506418 – sys-apps/systemd: CONFIG_AUDITSYSCALL=y really required for pam_systemd.so thesedays? time to reverify.

Bug 506418 - sys-apps/systemd: CONFIG_AUDITSYSCALL=y really required for pam_systemd.so thesedays? time to reverify.

Summary: sys-apps/systemd: CONFIG_AUDITSYSCALL=y really required for pam_systemd.so th...

Status:	RESOLVED FIXED

Alias:	None

Product:	Gentoo Linux
Classification:	Unclassified
Component:	[OLD] Core system (show other bugs)
Hardware:	All Linux

Importance:	Normal normal (vote)
Assignee:	Gentoo systemd Team

URL:
Whiteboard:
Keywords:

Depends on:
Blocks:

Reported:	2014-04-01 08:26 UTC by Ulenrich
Modified:	2014-06-11 15:13 UTC (History)
CC List:	1 user (show)

See Also:
Package list:
Runtime testing required:	---

Attachments
Add an attachment (proposed patch, testcase, etc.)

Note You need to log in before you can comment on or make changes to this bug.

Description Ulenrich 2014-04-01 08:26:29 UTC

I have my kernel .config set to  CONFIG_AUDIT=n
because I wanted to play with containers and systemd-212 README states:
---
        Note that kernel auditing is broken when used with systemd's
        container code. When using systemd in conjunction with
        containers, please make sure to either turn off auditing at
        runtime using the kernel command line option "audit=0", or
        turn it off at kernel compile time using:
          CONFIG_AUDIT=n
---
But there is a warning poping up from the ebuild saying I should set it to yes.
Perhaps the warning was outdated?
Or the upstream systemd README is outdated?

Comment 1 Samuli Suominen (RETIRED) gentoo-dev

2014-04-01 08:58:09 UTC

well, CONFIG_AUDITSYSCALL=y is required for /proc/<pid>/sessionid, and sessionid is used by the pam_systemd.so module when not using display manager, ie. for tracking user from text login -> to console -> to startx -> to X11

this dependency is inherited from sys-auth/consolekit, which uses same thing for pam_ck_connector.so

so, unless pam_systemd.so has evolved in a way sessionid is no longer required in /proc, it is still required

last time I brought this up with systemd upstream maintainer, he said he considers it optional because it's only used by logind, and only when not using "proper" display manager, and even then there was some cases it works (can't remember how)

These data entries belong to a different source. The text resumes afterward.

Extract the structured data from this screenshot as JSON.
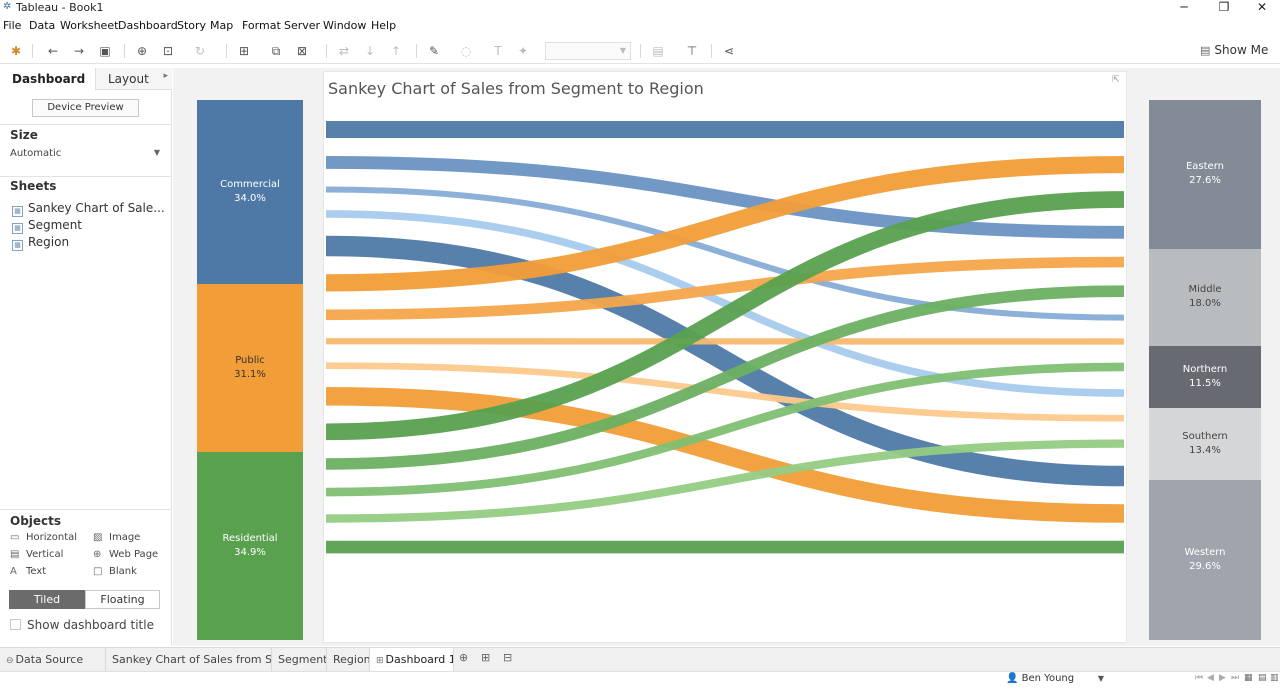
{
  "window": {
    "app_icon": "tableau-icon",
    "title": "Tableau - Book1",
    "minimize": "─",
    "maximize": "❐",
    "close": "✕"
  },
  "menu": [
    "File",
    "Data",
    "Worksheet",
    "Dashboard",
    "Story",
    "Map",
    "Format",
    "Server",
    "Window",
    "Help"
  ],
  "toolbar": {
    "icons": [
      "tableau-logo-icon",
      "undo-icon",
      "redo-icon",
      "save-icon",
      "new-datasource-icon",
      "pause-updates-icon",
      "refresh-icon",
      "new-worksheet-icon",
      "duplicate-icon",
      "clear-sheet-icon",
      "swap-icon",
      "sort-asc-icon",
      "sort-desc-icon",
      "highlight-icon",
      "group-icon",
      "label-icon",
      "pin-icon",
      "fit-icon",
      "presentation-icon",
      "share-icon"
    ],
    "show_me": "Show Me"
  },
  "left_panel": {
    "tab_dashboard": "Dashboard",
    "tab_layout": "Layout",
    "device_preview": "Device Preview",
    "size_title": "Size",
    "size_value": "Automatic",
    "sheets_title": "Sheets",
    "sheets": [
      "Sankey Chart of Sale...",
      "Segment",
      "Region"
    ],
    "objects_title": "Objects",
    "objects": {
      "horizontal": "Horizontal",
      "image": "Image",
      "vertical": "Vertical",
      "web_page": "Web Page",
      "text": "Text",
      "blank": "Blank"
    },
    "tiled": "Tiled",
    "floating": "Floating",
    "show_title": "Show dashboard title"
  },
  "segments": [
    {
      "name": "Commercial",
      "pct": "34.0%",
      "color": "#4e79a7"
    },
    {
      "name": "Public",
      "pct": "31.1%",
      "color": "#f29d38"
    },
    {
      "name": "Residential",
      "pct": "34.9%",
      "color": "#59a14f"
    }
  ],
  "regions": [
    {
      "name": "Eastern",
      "pct": "27.6%",
      "color": "#838c96"
    },
    {
      "name": "Middle",
      "pct": "18.0%",
      "color": "#b8bcbf"
    },
    {
      "name": "Northern",
      "pct": "11.5%",
      "color": "#676a70"
    },
    {
      "name": "Southern",
      "pct": "13.4%",
      "color": "#d5d6d7"
    },
    {
      "name": "Western",
      "pct": "29.6%",
      "color": "#a0a5ad"
    }
  ],
  "chart": {
    "title": "Sankey Chart of Sales from Segment to Region",
    "flow_colors": {
      "commercial": [
        "#4e79a7",
        "#6a93c2",
        "#87acd6",
        "#a6cbee"
      ],
      "public": [
        "#f29d38",
        "#f6a54b",
        "#f8b96e",
        "#fcc98c"
      ],
      "residential": [
        "#59a14f",
        "#6bb062",
        "#7fbf72",
        "#93cc83"
      ]
    }
  },
  "chart_data": {
    "type": "sankey",
    "title": "Sankey Chart of Sales from Segment to Region",
    "sources": [
      {
        "name": "Commercial",
        "share": 34.0
      },
      {
        "name": "Public",
        "share": 31.1
      },
      {
        "name": "Residential",
        "share": 34.9
      }
    ],
    "targets": [
      {
        "name": "Eastern",
        "share": 27.6
      },
      {
        "name": "Middle",
        "share": 18.0
      },
      {
        "name": "Northern",
        "share": 11.5
      },
      {
        "name": "Southern",
        "share": 13.4
      },
      {
        "name": "Western",
        "share": 29.6
      }
    ],
    "links": [
      {
        "source": "Commercial",
        "target": "Eastern",
        "value": 6.7
      },
      {
        "source": "Commercial",
        "target": "Middle",
        "value": 5.1
      },
      {
        "source": "Commercial",
        "target": "Northern",
        "value": 2.1
      },
      {
        "source": "Commercial",
        "target": "Southern",
        "value": 3.0
      },
      {
        "source": "Commercial",
        "target": "Western",
        "value": 8.1
      },
      {
        "source": "Public",
        "target": "Eastern",
        "value": 6.8
      },
      {
        "source": "Public",
        "target": "Middle",
        "value": 4.2
      },
      {
        "source": "Public",
        "target": "Northern",
        "value": 2.5
      },
      {
        "source": "Public",
        "target": "Southern",
        "value": 2.6
      },
      {
        "source": "Public",
        "target": "Western",
        "value": 7.3
      },
      {
        "source": "Residential",
        "target": "Eastern",
        "value": 6.6
      },
      {
        "source": "Residential",
        "target": "Middle",
        "value": 4.6
      },
      {
        "source": "Residential",
        "target": "Northern",
        "value": 3.4
      },
      {
        "source": "Residential",
        "target": "Southern",
        "value": 3.3
      },
      {
        "source": "Residential",
        "target": "Western",
        "value": 5.0
      }
    ]
  },
  "bottom_tabs": {
    "data_source": "Data Source",
    "sankey": "Sankey Chart of Sales from Seg...",
    "segment": "Segment",
    "region": "Region",
    "dashboard1": "Dashboard 1"
  },
  "status": {
    "user": "Ben Young"
  }
}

i guess it's easy to test and verify, if user is seen as 'active user' by logind, even without audit support in kernel, when using text login & startx, ...

Comment 2 Samuli Suominen (RETIRED) gentoo-dev

2014-06-04 09:33:59 UTC

#gentoo-systemd from today,

09:55 < grawity> though latest logind releases do not require that anymore (Arch turned off CONFIG_AUDIT completely a month ago); it gets all information from cgroups of the process

So it seems CONFIG_AUDITSYSCALL check should be removed from at least >=sys-apps/systemd-213 and this bug be closed with it

Comment 3 Samuli Suominen (RETIRED) gentoo-dev

2014-06-04 09:35:26 UTC

That also means that some arches that have USE="pam" *use.masked in their profiles because of missing CONFIG_AUDITSYSCALL, can now be unmasked:

arch/mips/package.use.mask:sys-apps/systemd pam
arch/alpha/package.use.mask:sys-apps/systemd pam

Those entries can be removed then too

Comment 4 Mike Gilbert gentoo-dev

2014-06-11 15:13:21 UTC

+  11 Jun 2014; Mike Gilbert <floppym@gentoo.org> systemd-213.ebuild,
+  systemd-9999.ebuild:
+  Drop CONFIG_AUDITSYSCALL check, bug 506418.